The Basic Necessities
- First and foremost, you’ll need a backpack to store all of your items. Purchase a backpack that is durable and tear resistant if at all possible. If you’ll need to walk long distances, you might want to consider purchasing a hiking backpack as well. You’ll need a backpack that is highly portable because you will need to do a lot of moving and maneuvering. We recommend against using a duffle bag for this reason.
- The second most important item is a first aid kit. If you buy a first aid kit, make sure it has enough gauze and antibacterial ointment. Sprains and broken bones can occur during an earthquake, so add some extra splints to your first aid kit in order to deal with these accidents as well as possible.
- A strong flashlight with extra batteries. We recommend picking up an LED flashlight with a metal case.
- An emergency whistle. Calling for help only lasts so long before you’re out of breath. Emergency whistles can also be heard at longer distances than voices can.
- Thick work gloves.
- A lightweight and breathable poncho or raincoat.
- Extra clothing.
- Some petty cash. You might need to get a cab or rent a hotel room somewhere away from the worst destruction caused by the quake.
- Water. A gallon per person per day is recommended, but a gallon of water weighs over 8 pounds. This can get heavy quickly, and drastically reduce your mobility as a result. Consider adding a LifeStraw to your kit so you can hydrate yourself if you run out of water.
These essentials cover the bare minimum of surviving an earthquake. If you want to be more prepared, there are some other items we recommended adding to your survival kit.
Other Items to Add to Your Earthquake Survival Kit
- A hard hat from a hardware or home improvement store or a bike helmet to protect yourself from falling debris. Falling debris is one of the biggest dangers and cause some of the most injuries in the event of an earthquake.

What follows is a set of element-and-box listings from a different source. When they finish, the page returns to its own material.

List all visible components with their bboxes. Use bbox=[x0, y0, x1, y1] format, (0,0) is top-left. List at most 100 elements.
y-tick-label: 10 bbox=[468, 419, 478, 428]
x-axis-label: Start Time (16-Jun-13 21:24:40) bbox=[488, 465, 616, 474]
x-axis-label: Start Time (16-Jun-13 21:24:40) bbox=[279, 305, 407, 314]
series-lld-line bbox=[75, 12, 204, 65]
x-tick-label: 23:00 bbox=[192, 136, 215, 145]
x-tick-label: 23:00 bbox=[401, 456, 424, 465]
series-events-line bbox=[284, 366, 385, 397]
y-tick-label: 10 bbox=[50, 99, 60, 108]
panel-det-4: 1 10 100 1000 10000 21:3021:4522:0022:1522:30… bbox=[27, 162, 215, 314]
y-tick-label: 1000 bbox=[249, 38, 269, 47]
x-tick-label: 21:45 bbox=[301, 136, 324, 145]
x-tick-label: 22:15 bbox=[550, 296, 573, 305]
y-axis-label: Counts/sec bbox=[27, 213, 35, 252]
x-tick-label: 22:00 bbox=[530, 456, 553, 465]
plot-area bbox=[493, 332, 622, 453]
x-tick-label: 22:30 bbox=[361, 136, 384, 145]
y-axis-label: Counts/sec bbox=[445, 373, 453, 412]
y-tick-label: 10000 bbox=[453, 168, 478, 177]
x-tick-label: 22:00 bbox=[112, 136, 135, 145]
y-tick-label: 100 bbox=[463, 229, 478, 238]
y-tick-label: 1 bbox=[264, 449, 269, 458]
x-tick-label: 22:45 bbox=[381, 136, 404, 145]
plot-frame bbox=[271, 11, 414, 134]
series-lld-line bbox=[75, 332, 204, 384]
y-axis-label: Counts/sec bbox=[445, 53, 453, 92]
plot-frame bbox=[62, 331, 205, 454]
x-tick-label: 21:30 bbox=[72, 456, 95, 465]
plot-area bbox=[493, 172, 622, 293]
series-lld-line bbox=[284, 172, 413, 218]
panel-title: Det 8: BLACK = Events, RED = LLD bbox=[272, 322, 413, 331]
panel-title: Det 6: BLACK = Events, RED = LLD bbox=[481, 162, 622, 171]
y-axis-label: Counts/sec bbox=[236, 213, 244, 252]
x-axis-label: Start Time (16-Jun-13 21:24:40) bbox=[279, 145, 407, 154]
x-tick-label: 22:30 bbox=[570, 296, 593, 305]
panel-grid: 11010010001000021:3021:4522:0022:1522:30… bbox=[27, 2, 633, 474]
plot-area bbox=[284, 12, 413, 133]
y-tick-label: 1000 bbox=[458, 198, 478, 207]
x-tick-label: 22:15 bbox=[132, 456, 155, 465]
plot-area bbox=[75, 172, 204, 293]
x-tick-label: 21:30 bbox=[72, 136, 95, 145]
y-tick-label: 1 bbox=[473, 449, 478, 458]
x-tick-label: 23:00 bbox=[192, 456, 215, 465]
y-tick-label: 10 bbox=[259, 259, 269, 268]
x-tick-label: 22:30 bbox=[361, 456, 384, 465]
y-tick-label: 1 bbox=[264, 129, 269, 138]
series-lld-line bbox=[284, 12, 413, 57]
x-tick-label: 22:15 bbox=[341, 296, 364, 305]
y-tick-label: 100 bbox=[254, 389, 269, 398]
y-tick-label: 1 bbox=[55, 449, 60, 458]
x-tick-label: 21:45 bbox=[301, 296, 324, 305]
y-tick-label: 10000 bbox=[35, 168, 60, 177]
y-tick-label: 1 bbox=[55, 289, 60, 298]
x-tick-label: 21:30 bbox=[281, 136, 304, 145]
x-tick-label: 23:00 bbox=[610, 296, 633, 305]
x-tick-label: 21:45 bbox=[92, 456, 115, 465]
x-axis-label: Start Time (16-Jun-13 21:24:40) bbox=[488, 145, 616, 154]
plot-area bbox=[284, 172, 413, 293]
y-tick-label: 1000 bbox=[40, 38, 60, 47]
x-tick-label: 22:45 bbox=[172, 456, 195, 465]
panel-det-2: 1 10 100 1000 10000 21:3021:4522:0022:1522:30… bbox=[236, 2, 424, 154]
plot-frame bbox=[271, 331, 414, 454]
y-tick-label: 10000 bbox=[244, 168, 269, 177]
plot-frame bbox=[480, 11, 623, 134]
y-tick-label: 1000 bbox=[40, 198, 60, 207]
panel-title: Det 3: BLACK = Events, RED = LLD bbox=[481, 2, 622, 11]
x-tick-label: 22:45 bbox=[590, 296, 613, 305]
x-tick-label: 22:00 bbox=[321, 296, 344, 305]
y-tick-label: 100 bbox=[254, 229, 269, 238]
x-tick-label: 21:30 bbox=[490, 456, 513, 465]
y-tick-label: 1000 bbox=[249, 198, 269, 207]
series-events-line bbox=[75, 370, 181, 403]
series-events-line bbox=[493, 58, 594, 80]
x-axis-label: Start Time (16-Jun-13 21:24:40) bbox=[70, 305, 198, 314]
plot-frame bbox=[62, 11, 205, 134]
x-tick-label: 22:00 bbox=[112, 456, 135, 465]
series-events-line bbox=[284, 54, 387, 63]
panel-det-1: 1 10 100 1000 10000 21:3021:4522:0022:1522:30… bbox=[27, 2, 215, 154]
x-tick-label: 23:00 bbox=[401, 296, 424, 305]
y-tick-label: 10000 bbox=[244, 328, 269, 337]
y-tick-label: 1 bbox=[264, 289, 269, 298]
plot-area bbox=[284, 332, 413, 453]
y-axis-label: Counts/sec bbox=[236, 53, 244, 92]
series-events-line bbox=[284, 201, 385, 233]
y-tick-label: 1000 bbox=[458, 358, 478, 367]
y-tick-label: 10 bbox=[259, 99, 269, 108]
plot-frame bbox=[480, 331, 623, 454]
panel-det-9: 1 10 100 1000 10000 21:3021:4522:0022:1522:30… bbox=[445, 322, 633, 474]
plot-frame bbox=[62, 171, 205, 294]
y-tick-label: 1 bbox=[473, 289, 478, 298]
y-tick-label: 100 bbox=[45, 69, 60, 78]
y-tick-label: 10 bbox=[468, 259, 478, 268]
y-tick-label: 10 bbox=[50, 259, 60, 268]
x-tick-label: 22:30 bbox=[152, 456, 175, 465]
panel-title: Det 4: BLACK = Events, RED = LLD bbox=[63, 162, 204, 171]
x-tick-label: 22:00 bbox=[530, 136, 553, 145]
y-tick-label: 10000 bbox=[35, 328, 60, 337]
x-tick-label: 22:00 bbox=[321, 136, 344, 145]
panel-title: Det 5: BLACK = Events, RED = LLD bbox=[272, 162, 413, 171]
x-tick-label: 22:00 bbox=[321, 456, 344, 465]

Adding a hard hat or a helmet can help protect your head.
- A solar-powered charger for your mobile device, for obvious reasons.
- Emergency hand crank radio with a USB charging port. Getting reception on your mobile phone in an earthquake could be difficult or even downright impossible. Keeping a radio in your bug out bag will help you stay informed of emergency notifications, such as areas to avoid and evacuation instructions.
- Emergency food bars. If you’re trapped or roads are blocked, you’ll need some sustenance to survive. Food bars are lightweight and provide some of the best nutrition in a pinch, and they don’t need to be cooked.
- A pocket knife.
- A pry bar, just in case you need to lift rubble or open a door that’s jammed.
- Warm emergency blankets.
- A firestarter kit. Keep in mind that gas leaks are common during earthquakes, so don’t start a fire if you’re in an area that has experienced one.
Items Not To Add to Your Earthquake Survival Kit
There are a lot of items on this list, so fitting them all into one single bag could be tricky. If you have someone in your family or household who is also able to carry a bag, you might want to consider splitting your items up into two bags. Remember, the main things to include are water, a communication device, extra clothing and a first aid kit. Even if you add these simple things to your kit, you’re better off than if you didn’t have one at all. Earthquakes are absolutely terrifying events, but using this checklist to prepare yourself can ease your mind a little bit.